An audio track collected during the Juno mission’s recent close flyby of the large Jupiter moon Ganymede was a highlight shared by Juno mission scientists at 2021’s fall meeting of the American Geophysical Meeting, held shortly before Christmas in New Orleans.
At the time of Juno’s closest approach to Ganymede – during the mission’s 34th trip around Jupiter – the spacecraft was within 645 miles (1,038 kilometers) of Ganymede’s surface and traveling at a relative velocity of 41,600 mph (67,000 kph).
2. A magnetic Great Blue Spot
Jack Connerney of NASA’s Goddard Space Flight Center said at the fall AGU meeting that he and his team have produced the most detailed map yet obtained of Jupiter’s magnetic field. The map is compiled from data collected from 32 orbits during Juno’s prime mission.

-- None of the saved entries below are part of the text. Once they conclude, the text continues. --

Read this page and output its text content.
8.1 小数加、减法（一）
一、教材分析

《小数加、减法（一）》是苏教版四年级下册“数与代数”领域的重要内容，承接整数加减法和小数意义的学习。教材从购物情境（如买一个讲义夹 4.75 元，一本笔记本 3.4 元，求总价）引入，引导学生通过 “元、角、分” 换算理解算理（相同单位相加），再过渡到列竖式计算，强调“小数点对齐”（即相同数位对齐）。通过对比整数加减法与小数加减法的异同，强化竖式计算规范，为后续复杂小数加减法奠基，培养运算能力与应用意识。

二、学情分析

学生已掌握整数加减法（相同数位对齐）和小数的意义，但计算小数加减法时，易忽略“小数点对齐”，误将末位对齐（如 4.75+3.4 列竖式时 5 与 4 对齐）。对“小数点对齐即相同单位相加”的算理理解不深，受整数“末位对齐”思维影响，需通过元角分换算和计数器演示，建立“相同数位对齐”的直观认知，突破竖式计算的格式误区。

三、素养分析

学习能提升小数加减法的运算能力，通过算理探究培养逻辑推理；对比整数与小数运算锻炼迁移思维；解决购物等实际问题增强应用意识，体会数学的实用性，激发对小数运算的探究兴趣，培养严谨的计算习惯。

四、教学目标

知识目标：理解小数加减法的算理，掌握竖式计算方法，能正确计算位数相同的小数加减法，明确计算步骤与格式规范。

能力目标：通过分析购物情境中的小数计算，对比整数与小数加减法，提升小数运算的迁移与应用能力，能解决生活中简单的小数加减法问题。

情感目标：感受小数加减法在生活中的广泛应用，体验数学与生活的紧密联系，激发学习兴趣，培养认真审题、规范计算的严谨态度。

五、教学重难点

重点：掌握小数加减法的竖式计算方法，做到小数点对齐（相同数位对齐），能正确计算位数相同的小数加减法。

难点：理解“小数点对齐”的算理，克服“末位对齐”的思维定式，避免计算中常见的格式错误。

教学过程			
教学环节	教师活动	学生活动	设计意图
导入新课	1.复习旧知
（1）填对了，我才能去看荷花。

The scientists said it provides new insights into the gas giant’s mysterious Great Blue Spot, a magnetic anomaly at the planet’s equator.
3. Earth’s oceans, Jupiter’s atmosphere
Lia Siegelman, a physical oceanographer and postdoctoral fellow at Scripps Institution of Oceanography at the University of California, San Diego, decided to study the dynamics of
Jupiter’s atmosphere after noticing that the cyclones at Jupiter’s pole appear to share similarities with Earth ocean vortices she studied during her time as a doctoral student.
4. Juno image of Jupiter’s thin ring
At the fall AGU meeting, the Juno team has also released its latest image of Jupiter’s faint dust ring, taken from inside the ring looking out by the spacecraft’s Stellar Reference Unit navigation camera.